Talking Education, Leadership, and Women’s Empowerment with Trees for the Future’s Newest Country Coordinator: Fatoumata Diedhiou

Fatoumata Diedhiou spends her days changing the literal and figurative landscape of Senegal, West Africa. As the Senegal Country Coordinator for Trees for the Future, Fatoumata orchestrates country-wide regenerative agriculture strategies, supervising 36 employees and 2,200 farmers participating in Trees for the Future’s Senegal Forest Garden projects.

“My main motivation is to see people’s lives changing day by day thanks to this project,” she says.

“Senegalese native Fatoumata Diedhiou becomes youngest and first female Country Coordinator in Trees for the Future history.”

The 24-year-old was born and raised in a village in Thionck Essyl, Senegal where she says her personality and interests were molded by her time spent with family, namely, the time spent gardening with her mother. Fatoumata counts herself fortunate to have attended primary school, college, and university.

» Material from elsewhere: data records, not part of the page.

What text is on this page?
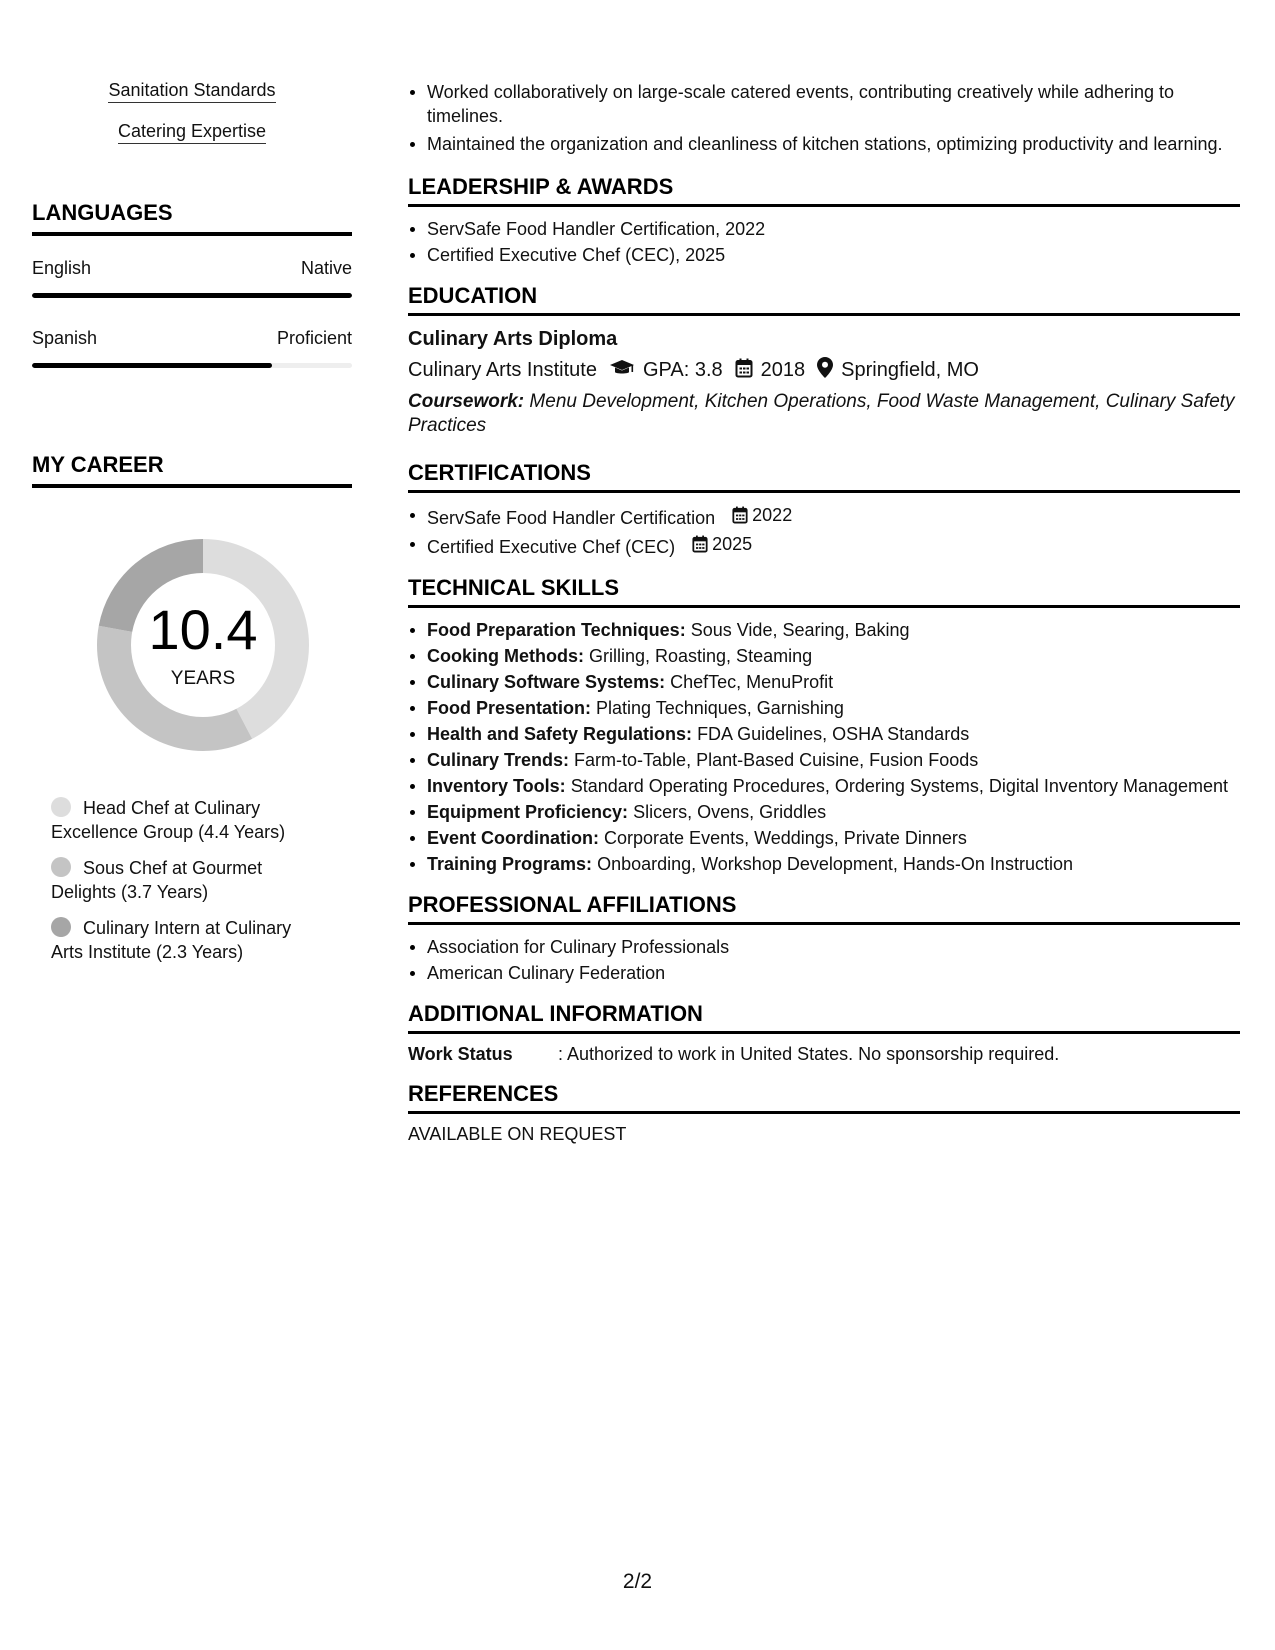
Sanitation Standards
Catering Expertise
LANGUAGES
English	Native
Spanish	Proficient
MY CAREER
10.4
YEARS
Head Chef at Culinary Excellence Group (4.4 Years)
Sous Chef at Gourmet Delights (3.7 Years)
Culinary Intern at Culinary Arts Institute (2.3 Years)
Worked collaboratively on large-scale catered events, contributing creatively while adhering to timelines.
Maintained the organization and cleanliness of kitchen stations, optimizing productivity and learning.
LEADERSHIP & AWARDS
ServSafe Food Handler Certification, 2022
Certified Executive Chef (CEC), 2025
EDUCATION
Culinary Arts Diploma
Culinary Arts Institute GPA: 3.8 2018 Springfield, MO
Coursework: Menu Development, Kitchen Operations, Food Waste Management, Culinary Safety Practices
CERTIFICATIONS
ServSafe Food Handler Certification 2022
Certified Executive Chef (CEC) 2025
TECHNICAL SKILLS
Food Preparation Techniques: Sous Vide, Searing, Baking
Cooking Methods: Grilling, Roasting, Steaming
Culinary Software Systems: ChefTec, MenuProfit
Food Presentation: Plating Techniques, Garnishing
Health and Safety Regulations: FDA Guidelines, OSHA Standards
Culinary Trends: Farm-to-Table, Plant-Based Cuisine, Fusion Foods
Inventory Tools: Standard Operating Procedures, Ordering Systems, Digital Inventory Management
Equipment Proficiency: Slicers, Ovens, Griddles
Event Coordination: Corporate Events, Weddings, Private Dinners
Training Programs: Onboarding, Workshop Development, Hands-On Instruction
PROFESSIONAL AFFILIATIONS
Association for Culinary Professionals
American Culinary Federation
ADDITIONAL INFORMATION
Work Status	: Authorized to work in United States. No sponsorship required.
REFERENCES
AVAILABLE ON REQUEST
2/2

“Sociology has changed my life positively because with it I have discovered other new localities for community and social actions, so I can say that it is the thing that made me what I am today and also helped me understand rural communities,” Fatoumata says of her studies.

After meeting Trees for the Future Executive Director John Leary in 2007 (then he was working as a volunteer), Fatoumata went on to intern for Trees for the Future years later.  In September 2017 she accepted a position with Trees for the Future as the Senegal Assistant Country Coordinator and in 2019 was promoted, becoming the youngest and first female Trees for the Future Country Coordinator.

Today, Fatoumata speaks passionately about the positive impacts Trees for the Future and agroforestry have had on her country, noting the considerable drop in hunger and poverty for program farmers.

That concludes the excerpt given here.